Independent consulting and professional services firms advising Evanston civic organizations and university-affiliated clients build pipeline health, project profitability, and client concentration dashboards that reveal where the firm's growth is real and where it is nominal.
Restaurants and cafes near Davis Street and Sherman Avenue build revenue seasonality, food cost, and customer frequency analytics that connect the academic calendar pattern to the operational decisions about staffing, menu pricing, and event programming that the calendar requires.
Fitness studios and wellness businesses near Dawes Park and along Central Street build member retention and segment analytics that distinguish the student cohort from the permanent resident cohort and track the acquisition and retention economics of each.
Specialty retail shops near the Evanston Public Library and along Chicago Avenue build inventory turn, customer frequency, and category margin analytics that show the seasonal patterns specific to Evanston's university-town retail environment.
What to Expect Working With Us
1. Funder requirement mapping for nonprofits. For Evanston's grant-dependent organizations, discovery includes mapping each funder's reporting requirements to the data fields in the program management system. We design the BI architecture so grant reporting is a query, not a project.
2. Academic calendar context. Evanston's seasonality is tied to Northwestern's schedule in ways that a generic retail or hospitality BI build does not account for. We incorporate the academic calendar as a contextual dimension in the dashboards we build for Evanston businesses.

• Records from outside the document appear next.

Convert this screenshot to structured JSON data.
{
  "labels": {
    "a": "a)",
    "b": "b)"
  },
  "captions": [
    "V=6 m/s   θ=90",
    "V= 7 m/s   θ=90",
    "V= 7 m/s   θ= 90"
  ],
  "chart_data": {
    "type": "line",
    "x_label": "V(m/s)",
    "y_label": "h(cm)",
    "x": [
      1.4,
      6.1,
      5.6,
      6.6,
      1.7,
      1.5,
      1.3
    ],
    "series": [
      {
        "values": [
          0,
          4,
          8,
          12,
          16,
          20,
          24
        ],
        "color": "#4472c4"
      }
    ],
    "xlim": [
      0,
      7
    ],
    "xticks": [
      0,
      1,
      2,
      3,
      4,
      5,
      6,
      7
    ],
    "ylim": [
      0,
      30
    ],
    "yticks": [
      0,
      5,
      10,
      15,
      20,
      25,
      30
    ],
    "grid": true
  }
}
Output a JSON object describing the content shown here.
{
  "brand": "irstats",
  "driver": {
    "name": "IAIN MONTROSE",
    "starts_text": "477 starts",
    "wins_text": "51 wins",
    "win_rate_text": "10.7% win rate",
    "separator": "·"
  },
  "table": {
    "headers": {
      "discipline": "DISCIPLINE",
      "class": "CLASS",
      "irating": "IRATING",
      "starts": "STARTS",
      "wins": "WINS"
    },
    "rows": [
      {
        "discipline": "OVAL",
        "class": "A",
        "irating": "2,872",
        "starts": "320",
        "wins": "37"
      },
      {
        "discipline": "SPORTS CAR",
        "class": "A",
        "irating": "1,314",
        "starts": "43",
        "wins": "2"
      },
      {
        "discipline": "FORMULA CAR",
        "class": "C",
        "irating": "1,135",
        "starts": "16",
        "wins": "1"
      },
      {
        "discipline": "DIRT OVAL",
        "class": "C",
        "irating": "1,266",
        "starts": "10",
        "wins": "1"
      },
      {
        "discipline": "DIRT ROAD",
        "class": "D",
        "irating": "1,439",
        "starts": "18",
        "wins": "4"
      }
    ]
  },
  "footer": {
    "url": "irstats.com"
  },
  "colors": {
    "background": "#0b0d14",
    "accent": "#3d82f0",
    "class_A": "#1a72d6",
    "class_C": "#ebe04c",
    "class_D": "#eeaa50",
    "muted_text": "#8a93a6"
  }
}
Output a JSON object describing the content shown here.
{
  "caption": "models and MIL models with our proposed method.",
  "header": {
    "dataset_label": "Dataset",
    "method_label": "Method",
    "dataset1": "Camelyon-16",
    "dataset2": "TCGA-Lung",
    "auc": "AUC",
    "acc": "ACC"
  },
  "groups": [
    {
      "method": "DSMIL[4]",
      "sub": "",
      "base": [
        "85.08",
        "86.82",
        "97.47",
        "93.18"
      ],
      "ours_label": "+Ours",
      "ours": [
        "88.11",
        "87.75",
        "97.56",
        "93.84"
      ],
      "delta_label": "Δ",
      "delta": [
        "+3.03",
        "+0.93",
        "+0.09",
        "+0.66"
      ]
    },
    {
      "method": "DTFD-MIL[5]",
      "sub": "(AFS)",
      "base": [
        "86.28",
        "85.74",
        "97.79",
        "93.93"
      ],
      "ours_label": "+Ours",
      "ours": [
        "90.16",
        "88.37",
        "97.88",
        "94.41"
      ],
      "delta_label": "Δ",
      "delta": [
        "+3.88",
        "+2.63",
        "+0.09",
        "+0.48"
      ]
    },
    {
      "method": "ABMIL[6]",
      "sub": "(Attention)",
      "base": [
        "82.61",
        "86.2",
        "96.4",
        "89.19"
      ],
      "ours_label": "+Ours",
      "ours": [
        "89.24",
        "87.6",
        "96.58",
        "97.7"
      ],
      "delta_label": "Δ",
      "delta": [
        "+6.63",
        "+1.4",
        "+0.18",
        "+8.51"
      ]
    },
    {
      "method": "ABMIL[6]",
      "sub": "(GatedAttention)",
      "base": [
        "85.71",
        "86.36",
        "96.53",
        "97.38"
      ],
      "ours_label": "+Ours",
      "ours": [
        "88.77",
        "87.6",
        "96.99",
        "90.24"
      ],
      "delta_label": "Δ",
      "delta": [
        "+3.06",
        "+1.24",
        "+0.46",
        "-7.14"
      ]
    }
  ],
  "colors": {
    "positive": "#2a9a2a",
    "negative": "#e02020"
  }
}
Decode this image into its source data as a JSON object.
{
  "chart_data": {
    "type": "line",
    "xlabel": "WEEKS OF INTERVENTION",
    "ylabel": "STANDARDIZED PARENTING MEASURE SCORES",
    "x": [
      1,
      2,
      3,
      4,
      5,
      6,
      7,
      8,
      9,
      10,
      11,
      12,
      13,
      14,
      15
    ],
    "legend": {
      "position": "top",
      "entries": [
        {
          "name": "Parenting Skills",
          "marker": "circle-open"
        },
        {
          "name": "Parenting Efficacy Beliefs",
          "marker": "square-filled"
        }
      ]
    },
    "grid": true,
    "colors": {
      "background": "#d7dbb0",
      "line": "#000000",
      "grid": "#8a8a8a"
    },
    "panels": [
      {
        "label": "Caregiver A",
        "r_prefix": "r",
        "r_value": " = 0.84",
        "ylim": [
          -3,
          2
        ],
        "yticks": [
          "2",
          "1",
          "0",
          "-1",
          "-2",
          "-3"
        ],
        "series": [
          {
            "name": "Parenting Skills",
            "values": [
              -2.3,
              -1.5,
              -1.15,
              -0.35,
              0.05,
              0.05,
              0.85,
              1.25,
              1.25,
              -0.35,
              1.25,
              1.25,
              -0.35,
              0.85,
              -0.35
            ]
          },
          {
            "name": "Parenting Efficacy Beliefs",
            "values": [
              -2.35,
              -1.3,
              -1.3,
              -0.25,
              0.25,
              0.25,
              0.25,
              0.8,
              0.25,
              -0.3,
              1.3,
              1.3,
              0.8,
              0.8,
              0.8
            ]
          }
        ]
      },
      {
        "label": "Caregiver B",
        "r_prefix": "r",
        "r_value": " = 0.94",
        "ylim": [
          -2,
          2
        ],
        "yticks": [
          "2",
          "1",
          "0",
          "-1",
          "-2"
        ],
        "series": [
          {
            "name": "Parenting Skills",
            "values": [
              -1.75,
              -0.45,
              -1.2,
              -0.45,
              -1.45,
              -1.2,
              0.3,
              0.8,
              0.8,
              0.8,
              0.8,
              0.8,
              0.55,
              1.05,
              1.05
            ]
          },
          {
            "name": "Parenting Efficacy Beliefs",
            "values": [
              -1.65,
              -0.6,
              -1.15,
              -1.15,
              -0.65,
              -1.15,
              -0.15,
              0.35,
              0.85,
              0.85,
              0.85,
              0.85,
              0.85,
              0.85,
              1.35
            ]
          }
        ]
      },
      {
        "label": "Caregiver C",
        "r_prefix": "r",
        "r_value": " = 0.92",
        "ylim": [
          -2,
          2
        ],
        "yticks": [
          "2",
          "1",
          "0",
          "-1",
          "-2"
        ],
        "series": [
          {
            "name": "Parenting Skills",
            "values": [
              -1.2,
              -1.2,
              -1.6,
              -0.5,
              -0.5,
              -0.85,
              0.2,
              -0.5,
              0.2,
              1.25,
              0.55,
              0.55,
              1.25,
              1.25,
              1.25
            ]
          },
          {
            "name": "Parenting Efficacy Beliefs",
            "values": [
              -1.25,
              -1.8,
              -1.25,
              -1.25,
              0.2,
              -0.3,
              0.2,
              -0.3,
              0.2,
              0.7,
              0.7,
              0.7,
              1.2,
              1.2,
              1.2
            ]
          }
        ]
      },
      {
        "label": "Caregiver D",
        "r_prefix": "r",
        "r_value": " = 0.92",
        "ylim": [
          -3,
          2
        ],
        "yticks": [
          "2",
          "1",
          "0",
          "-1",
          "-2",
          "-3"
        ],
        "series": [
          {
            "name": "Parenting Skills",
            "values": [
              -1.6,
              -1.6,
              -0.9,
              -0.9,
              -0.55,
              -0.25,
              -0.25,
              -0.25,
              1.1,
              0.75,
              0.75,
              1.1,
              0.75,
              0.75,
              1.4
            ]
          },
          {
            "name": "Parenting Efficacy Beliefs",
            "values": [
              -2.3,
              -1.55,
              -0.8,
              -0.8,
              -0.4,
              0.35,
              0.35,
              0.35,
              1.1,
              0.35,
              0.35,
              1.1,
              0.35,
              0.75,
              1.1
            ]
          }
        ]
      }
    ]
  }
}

3. Build with program directors and firm principals. The program director who runs the after-school initiative and the managing partner of the consulting firm both participate in dashboard design reviews. Dashboards that do not match how the intended user thinks about their operation fail regardless of technical accuracy.
4. Training aligned with organizational reporting rhythms. For nonprofits, the BI review habit aligns with grant reporting cycles and board meeting schedules. For professional services, it aligns with business development and performance review rhythms. We build the training around when your organization actually uses data, not around a generic weekly cadence.